A litigant banned from bringing civil proceedings has been barred from representing others as a McKenzie friend.
Lord Justice Bean said Dr Vaidya (no additional name is included in the judgment) had 'habitually and persistently' brought civil proceedings without proper grounds and it was right to make him subject to a restrictive section 42 order.
The order, sought by the attorney general, prevents from instituting or making applications in the civil courts and tribunals without leave of the court.
But the applicant went further in seeking also to prevent Vaidya from acting as a McKenzie for anyone else in the courts or tribunals. In what is believed to be one of the first examples of such an extention, Bean agreed to widen the order.

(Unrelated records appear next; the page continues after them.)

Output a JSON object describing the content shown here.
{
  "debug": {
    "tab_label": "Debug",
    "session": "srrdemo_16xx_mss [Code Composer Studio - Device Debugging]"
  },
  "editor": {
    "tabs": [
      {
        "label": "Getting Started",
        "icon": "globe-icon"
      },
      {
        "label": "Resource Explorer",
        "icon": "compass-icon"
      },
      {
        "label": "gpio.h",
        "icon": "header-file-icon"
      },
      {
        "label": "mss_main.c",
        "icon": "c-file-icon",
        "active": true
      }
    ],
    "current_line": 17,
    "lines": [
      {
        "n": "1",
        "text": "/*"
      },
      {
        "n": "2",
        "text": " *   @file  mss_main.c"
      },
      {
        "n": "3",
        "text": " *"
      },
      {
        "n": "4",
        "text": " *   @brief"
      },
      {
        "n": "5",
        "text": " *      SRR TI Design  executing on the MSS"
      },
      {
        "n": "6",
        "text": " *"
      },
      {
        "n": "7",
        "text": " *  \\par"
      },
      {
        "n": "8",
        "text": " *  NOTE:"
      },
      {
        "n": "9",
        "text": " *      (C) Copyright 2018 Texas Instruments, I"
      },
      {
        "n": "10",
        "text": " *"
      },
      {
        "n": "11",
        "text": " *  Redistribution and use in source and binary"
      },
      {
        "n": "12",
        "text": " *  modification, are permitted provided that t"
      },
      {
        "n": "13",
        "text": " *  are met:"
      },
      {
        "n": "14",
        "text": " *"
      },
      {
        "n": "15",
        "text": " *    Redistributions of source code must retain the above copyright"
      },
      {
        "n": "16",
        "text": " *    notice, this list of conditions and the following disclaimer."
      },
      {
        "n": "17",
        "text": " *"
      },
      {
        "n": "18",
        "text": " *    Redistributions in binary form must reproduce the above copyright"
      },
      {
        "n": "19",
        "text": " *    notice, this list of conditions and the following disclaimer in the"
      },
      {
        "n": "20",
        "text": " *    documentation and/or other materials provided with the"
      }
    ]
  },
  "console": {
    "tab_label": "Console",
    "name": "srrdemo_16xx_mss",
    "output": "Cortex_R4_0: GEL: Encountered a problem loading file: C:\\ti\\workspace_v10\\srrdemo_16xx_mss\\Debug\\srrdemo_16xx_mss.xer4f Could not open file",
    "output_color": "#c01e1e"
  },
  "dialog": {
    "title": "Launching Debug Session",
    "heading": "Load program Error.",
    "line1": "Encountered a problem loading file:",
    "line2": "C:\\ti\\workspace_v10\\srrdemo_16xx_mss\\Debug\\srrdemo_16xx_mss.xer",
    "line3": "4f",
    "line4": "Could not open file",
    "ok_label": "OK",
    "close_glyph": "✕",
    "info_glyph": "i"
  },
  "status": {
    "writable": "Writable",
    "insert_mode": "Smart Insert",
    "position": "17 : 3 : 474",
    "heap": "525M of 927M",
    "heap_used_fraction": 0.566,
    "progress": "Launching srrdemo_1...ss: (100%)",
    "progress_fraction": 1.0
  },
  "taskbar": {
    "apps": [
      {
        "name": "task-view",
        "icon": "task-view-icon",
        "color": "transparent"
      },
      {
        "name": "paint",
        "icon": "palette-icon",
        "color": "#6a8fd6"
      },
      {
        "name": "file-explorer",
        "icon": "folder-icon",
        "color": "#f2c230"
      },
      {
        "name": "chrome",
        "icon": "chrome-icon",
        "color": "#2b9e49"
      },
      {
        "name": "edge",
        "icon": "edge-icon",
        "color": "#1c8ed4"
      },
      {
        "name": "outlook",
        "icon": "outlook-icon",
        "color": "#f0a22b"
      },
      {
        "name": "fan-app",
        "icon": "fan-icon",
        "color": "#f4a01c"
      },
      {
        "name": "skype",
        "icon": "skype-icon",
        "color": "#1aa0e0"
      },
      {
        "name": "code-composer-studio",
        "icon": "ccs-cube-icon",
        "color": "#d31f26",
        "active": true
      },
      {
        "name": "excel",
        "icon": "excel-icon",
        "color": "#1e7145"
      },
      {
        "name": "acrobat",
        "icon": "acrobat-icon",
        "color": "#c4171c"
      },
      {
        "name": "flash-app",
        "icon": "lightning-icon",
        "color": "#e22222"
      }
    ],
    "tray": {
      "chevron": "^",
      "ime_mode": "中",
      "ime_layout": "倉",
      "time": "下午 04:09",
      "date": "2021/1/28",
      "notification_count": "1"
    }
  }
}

'When an order is made under section 42 against a vexatious litigant it should be standard practice to include a paragraph prohibiting the vexatious litigant from acting as a representative or McKenzie Friend,' said the judge. 'If a litigant is to be prevented without leave of the court from bringing cases himself, the case must surely be even stronger to prevent him from appearing as a representative.'
Vaidya had argued that such an order would impede others' access to justice, although he had not acted as a McKenzie friend for at least two years.
In Attorney General v Vaidya, the court heard details of 14 cases in which the doctor had been a party, followed by four cases in which he had acted on behalf of others. In the vast majority, an application brought by him had been described as totally without merit.
Vaidya argued he had been successful in some litigation, but Bean said the question was whether the failed claims were made on reasonable grounds.
'The section 42 jurisdiction is not a question of a batting average,' he added. The judge said the section 42 process was established as 'Human Rights Act compatible' and it was in the court's discretion to make the order.